I, like many fellow Mariners fans I’m guessing, am not entirely sure what to expect the emotions will be when watching these games. Surely there will be anxiety, especially in a three-game series compared to a five- or seven-game series.
But after spending the regular season living and dying with every game in the desperate hope of seeing Seattle end its infamous playoff drought, I now feel liberated to a certain degree with that burden gone. This year’s Mariners team had to make the playoffs. Any result otherwise would have made this season a failure. That mission was accomplished, and now it feels like the Mariners are playing with house money.
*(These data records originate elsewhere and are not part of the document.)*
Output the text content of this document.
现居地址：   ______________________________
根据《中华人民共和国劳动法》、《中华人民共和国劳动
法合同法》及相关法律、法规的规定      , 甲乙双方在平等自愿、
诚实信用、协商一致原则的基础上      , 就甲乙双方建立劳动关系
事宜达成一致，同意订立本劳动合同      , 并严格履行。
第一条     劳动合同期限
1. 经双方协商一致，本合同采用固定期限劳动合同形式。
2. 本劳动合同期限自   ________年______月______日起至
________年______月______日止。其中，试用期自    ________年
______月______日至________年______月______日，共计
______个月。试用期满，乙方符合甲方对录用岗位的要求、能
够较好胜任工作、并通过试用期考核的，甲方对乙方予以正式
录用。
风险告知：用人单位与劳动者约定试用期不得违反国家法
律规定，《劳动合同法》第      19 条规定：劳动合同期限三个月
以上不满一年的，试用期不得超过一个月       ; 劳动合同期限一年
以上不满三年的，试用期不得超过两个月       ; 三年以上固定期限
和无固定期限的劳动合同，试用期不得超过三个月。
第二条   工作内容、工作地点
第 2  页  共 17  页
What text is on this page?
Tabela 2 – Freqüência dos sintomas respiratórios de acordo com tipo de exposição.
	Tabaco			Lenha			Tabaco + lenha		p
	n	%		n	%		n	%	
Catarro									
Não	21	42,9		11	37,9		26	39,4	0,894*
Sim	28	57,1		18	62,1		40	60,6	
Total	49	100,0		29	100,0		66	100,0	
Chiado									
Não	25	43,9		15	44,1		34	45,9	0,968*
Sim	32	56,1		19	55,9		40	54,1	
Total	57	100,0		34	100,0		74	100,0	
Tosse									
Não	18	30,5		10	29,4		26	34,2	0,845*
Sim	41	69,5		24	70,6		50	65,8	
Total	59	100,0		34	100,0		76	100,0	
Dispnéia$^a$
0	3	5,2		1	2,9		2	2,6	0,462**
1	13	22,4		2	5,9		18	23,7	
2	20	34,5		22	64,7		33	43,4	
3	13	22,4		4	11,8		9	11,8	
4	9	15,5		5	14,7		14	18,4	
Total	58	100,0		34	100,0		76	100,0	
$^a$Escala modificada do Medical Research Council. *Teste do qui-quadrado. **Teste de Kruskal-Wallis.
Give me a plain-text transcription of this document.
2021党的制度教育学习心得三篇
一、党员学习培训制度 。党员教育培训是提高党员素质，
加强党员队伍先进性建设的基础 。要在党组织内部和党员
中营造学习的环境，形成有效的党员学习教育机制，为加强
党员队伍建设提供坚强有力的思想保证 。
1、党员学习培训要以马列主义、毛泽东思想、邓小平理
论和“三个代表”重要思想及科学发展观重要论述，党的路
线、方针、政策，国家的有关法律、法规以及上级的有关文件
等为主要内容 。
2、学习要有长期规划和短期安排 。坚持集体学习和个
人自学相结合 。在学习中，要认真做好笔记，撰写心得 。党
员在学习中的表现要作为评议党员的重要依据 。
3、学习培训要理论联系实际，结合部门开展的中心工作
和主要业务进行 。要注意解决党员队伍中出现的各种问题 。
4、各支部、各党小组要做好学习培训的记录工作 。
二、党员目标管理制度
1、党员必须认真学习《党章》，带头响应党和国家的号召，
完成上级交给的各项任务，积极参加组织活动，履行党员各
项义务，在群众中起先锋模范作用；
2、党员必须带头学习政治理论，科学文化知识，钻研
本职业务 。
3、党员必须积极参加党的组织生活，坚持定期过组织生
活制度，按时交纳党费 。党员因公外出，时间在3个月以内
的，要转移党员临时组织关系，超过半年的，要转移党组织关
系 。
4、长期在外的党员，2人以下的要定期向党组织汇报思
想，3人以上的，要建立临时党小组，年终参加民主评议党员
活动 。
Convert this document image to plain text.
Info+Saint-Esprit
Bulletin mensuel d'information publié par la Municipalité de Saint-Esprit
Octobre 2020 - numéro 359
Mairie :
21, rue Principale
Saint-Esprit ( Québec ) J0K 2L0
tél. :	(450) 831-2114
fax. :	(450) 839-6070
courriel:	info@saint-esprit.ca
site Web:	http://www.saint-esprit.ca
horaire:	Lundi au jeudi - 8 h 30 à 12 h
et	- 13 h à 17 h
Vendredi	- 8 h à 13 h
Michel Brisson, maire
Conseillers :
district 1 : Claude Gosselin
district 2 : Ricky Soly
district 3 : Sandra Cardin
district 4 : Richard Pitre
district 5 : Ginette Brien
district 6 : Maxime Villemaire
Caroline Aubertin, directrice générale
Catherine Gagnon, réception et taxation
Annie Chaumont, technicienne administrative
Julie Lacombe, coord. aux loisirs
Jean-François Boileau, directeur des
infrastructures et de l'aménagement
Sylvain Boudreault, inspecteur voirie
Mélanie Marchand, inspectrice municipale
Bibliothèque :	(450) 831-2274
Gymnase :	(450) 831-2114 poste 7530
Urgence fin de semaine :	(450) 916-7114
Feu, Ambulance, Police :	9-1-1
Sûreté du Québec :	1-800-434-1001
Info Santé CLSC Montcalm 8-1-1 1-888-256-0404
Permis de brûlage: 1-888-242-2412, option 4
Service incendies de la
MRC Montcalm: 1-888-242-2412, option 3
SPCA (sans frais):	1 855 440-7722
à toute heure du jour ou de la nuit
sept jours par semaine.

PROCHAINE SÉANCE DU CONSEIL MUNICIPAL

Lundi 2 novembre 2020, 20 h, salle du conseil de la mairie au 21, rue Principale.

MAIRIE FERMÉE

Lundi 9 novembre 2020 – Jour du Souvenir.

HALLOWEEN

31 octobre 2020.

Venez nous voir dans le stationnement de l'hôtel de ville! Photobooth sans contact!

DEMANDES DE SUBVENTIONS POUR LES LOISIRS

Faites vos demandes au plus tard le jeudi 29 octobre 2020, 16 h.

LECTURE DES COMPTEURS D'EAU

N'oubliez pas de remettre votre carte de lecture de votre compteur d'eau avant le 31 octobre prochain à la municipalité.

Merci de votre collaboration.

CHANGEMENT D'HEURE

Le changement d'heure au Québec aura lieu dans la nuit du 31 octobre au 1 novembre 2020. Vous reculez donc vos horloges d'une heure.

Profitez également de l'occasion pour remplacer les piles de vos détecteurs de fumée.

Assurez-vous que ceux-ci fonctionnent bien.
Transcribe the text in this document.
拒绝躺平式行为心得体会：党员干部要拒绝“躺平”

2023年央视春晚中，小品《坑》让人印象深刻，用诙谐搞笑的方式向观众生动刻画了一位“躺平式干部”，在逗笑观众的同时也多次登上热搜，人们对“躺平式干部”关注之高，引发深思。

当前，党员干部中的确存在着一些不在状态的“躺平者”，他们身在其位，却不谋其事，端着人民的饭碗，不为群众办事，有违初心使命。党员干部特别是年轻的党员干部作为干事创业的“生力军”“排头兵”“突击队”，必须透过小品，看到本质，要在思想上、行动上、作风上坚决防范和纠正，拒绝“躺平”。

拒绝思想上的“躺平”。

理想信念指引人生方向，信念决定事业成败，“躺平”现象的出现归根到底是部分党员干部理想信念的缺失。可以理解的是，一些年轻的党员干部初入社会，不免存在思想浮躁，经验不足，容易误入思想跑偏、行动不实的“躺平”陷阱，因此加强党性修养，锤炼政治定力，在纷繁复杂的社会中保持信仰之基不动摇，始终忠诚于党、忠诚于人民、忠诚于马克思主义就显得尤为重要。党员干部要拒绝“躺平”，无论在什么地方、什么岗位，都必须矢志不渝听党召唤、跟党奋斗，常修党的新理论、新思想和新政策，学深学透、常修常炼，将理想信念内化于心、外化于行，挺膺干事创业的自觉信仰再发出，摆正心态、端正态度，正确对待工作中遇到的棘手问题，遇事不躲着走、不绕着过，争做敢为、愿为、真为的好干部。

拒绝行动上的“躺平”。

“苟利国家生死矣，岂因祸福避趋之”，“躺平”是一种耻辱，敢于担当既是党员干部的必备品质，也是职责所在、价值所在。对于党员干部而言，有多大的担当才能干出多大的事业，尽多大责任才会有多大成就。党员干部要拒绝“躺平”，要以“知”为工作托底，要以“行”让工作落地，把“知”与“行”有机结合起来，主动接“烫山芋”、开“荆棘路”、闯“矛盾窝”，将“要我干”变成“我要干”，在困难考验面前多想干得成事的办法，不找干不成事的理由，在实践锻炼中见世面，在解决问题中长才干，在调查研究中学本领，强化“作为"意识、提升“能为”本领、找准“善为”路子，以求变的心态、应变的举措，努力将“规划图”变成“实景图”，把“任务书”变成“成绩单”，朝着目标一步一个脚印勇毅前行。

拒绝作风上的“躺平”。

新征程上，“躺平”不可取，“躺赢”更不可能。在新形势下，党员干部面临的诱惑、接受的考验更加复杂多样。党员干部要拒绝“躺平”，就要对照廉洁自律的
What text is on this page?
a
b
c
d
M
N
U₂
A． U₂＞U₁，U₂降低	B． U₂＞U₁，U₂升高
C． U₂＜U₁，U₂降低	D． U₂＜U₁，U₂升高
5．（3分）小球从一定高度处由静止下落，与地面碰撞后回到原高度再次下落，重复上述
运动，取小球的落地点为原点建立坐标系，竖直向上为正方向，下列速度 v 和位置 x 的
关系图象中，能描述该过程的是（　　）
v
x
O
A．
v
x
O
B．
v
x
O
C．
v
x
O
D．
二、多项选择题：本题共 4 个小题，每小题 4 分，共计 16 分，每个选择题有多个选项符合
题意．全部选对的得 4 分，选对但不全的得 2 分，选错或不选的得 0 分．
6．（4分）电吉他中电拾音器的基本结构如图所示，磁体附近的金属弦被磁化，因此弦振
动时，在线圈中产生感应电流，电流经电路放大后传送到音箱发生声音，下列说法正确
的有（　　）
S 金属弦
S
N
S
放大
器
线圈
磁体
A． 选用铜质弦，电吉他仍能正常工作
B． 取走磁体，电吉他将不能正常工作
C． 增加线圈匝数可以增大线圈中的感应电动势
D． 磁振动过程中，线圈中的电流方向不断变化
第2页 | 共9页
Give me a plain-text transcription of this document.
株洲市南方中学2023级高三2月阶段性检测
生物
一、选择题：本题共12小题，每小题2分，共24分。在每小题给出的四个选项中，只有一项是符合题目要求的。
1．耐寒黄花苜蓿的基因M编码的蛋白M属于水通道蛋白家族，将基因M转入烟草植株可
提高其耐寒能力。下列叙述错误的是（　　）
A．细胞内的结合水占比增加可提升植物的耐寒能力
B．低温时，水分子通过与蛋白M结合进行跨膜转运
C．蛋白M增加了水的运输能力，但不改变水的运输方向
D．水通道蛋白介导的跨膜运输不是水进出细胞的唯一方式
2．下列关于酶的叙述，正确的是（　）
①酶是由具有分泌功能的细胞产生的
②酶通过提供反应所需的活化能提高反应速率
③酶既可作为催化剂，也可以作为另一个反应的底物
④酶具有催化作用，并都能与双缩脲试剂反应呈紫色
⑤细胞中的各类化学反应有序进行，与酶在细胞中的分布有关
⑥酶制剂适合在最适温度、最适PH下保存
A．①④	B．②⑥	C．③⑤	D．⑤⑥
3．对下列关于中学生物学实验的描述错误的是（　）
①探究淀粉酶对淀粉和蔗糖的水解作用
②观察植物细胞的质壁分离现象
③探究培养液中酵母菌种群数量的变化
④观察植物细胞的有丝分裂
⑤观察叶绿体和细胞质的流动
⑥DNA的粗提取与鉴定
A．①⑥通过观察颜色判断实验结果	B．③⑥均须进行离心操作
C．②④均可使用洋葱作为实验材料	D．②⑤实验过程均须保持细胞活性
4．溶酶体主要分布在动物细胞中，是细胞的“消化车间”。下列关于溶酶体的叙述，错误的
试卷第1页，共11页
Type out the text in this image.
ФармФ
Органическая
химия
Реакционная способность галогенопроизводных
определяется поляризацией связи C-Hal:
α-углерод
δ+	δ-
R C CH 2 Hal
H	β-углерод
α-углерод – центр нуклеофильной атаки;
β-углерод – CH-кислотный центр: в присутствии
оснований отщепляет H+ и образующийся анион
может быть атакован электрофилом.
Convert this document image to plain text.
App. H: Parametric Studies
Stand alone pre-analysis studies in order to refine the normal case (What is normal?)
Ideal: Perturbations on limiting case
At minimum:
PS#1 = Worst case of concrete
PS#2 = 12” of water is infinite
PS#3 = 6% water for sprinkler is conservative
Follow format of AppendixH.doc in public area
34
Put simply, I feel this overwhelming sense of “just being happy to be here,” and I’m hoping that will help ease the anxiety of these next few days, allowing me to truly savor a moment that we’ve all waited so long to arrive. (It should go without saying that I hope the team doesn’t feel this at all, for they should believe they’re about to embark on a World Series run.)
The Mariners are a hefty underdog against Toronto and will be for as long as they remain in the postseason. That, in and of itself, alleviates some of the stress. So does the hope that this is just the beginning of a five-plus year stretch that features annual trips to the playoffs with each carrying greater expectations.
I’m not sure I’ll feel “just happy to be here” ever again, or at least not in the foreseeable future. This will be the only season where being a one-and-done playoff team would still signify a successful season.
There are still moments I’d love to see during this series: A home run from Mitch Haniger, a signature moment from Julio Rodríguez and Luis Castillo going toe-to-toe with Blue Jays ace Alek Manoah chief among them.
None of this means I don’t believe the Mariners can beat Toronto. I wholeheartedly think Seattle can pull off the upset. Damn near the entire lineup is a power threat, and I trust the bullpen in close games. Additionally, I want nothing more than to fly back to Seattle from Las Vegas and attend a game at T-Mobile Park in the ALDS. There’s no doubt every player in the Mariners’ clubhouse has dreamt about the atmosphere of a home playoff game, especially after experiencing the raucous scenes that followed Cal Raleigh’s playoff spot-clinching walk-off home run last Friday night.
And of course the second Manoah throws the first pitch on Friday, I’m sure all of this will go out the window, and I’ll be pacing as an anxious mess for all nine innings. But I’ll still make the effort to savor the moment all the same and understand that I’m grateful for this team and this season no matter the outcome in Toronto.